Quali sono i segnali a cui bisogna prestare attenzione? E’ una malattia genetica e potrei ammalarmi anch’io? Esistono cure efficaci?

Vale, Udine

Risponde Sergio Harari, direttore dell'unità operativa di pneumologia dell'ospedale San Giuseppe di Milano

RISPOSTA
La fibrosi polmonare idiopatica è la più frequente delle malattie respiratorie rare e può manifestarsi a qualsiasi età, anche se è più frequente dopo i 60 anni. Ha ragione, quando dice che molto può essere fatto per riconoscerla in fase precoce prestando attenzione ad alcuni segnali, mentre oggi la diagnosi avviene troppo spesso in ritardo.

Proprio per questo dal 23 al 30 settembre si svolge, quest’anno per la prima volta anche in Europa (prima solo in America), la Settimana mondiale sulla fibrosi polmonare idiopatica con lo scopo di informare di più sia i medici che la popolazione.
La malattia è caratterizzata, in pratica, dalla deposizione di tessuto connettivo o “cicatriziale” nei polmoni che va a sostituire quello sano; questo impedisce l’ossigenazione del sangue e conduce i malati all’insufficienza respiratoria. Le cause della malattia sono sconosciute, ma non si tratta di una malattia genetica né ereditaria e non deve quindi temere per la sua salute.

I sintomi più comuni sono tosse secca e stizzosa e mancanza di fiato lentamente progressiva (all’inizio manca il fiato mentre si corre e si salgono le scale, poi mentre si passeggia o anche solo si cammina per pochi passi), insieme a stanchezza e senso di affaticamento.

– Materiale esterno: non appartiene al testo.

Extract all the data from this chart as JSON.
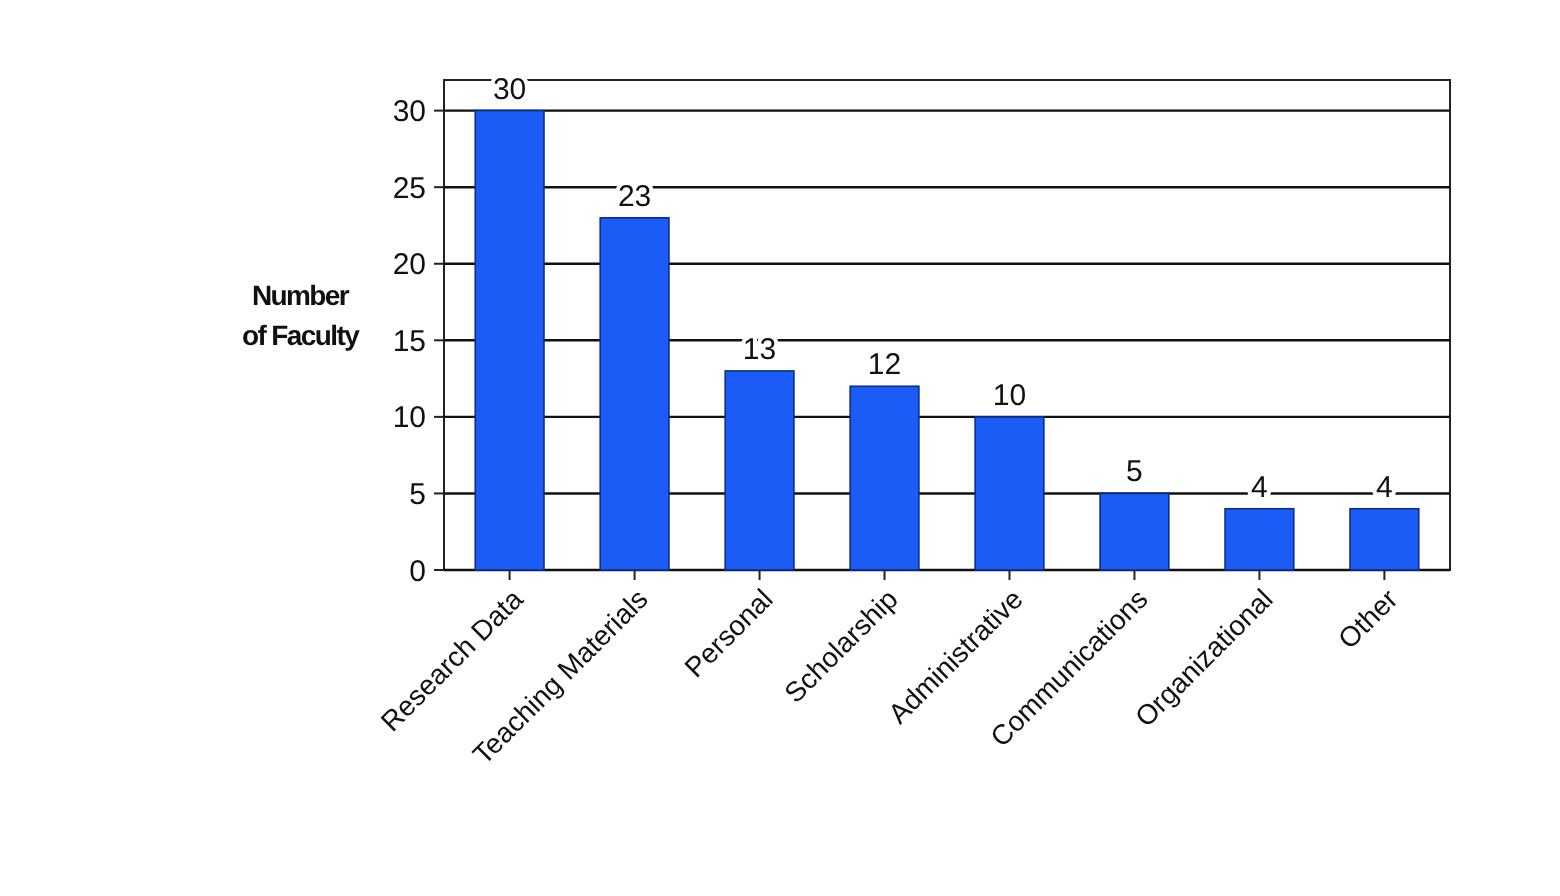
{
  "chart_data": {
    "type": "bar",
    "ylabel": "Number\nof Faculty",
    "categories": [
      "Research Data",
      "Teaching Materials",
      "Personal",
      "Scholarship",
      "Administrative",
      "Communications",
      "Organizational",
      "Other"
    ],
    "values": [
      30,
      23,
      13,
      12,
      10,
      5,
      4,
      4
    ],
    "color": "#1a5cf5",
    "ylim": [
      0,
      32
    ],
    "yticks": [
      0,
      5,
      10,
      15,
      20,
      25,
      30
    ],
    "grid": "y",
    "data_labels": true
  }
}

Per la diagnosi, basterebbe spesso solo una visita medica: infatti  ascoltando il torace i medici possono sentire un suono tipico detto «a velcro distaccato», come se si separassero bruscamente due fogli di velcro, molto indicativo per la presenze di questa malattia.
Inoltre sono di grande aiuto per definire la diagnosi le prove di funzionalità respiratoria (bisogna soffiare in un boccaglio collegato ad un apparecchio che analizza la capacità polmonare), una  semplice radiografia del torace e  la TAC ad alta risoluzione (senza mezzo di contrasto).

Fino a qualche anno fa le persone colpite da fibrosi polmonare idiopatica venivano curate con farmaci a base di cortisone, in alcuni casi  associati a medicinali che diminuiscono le difese immunitarie, frenando la crescita di tessuto connettivo (come l’azatioprina e la ciclofosfamide). Solo una piccola percentuale di malati, però, traeva giovamento da queste cure.

Fortunatamente, negli ultimi 10 anni, la ricerca ha fatto significativi passi avanti sia nella comprensione dei meccanismi alla base della malattia sia delle terapie. Recentemente è stato approvato in Europa il primo farmaco in grado di rallentare la progressione delle malattia: il pirfenidone, un nuovo farmaco antiproliferativo, in grado di bloccare la crescita di tessuto connettivo. Il farmaco, in attesa della sua commercializzazione in Italia, è distribuito gratuitamente da 20 centri specialistici distribuiti su tutto il territorio nazionale.
Numerose altre molecole sono in via di sperimentazione e l’Italia è attivamente coinvolta con una rete di centri pneumologici molto attivi e di alto livello.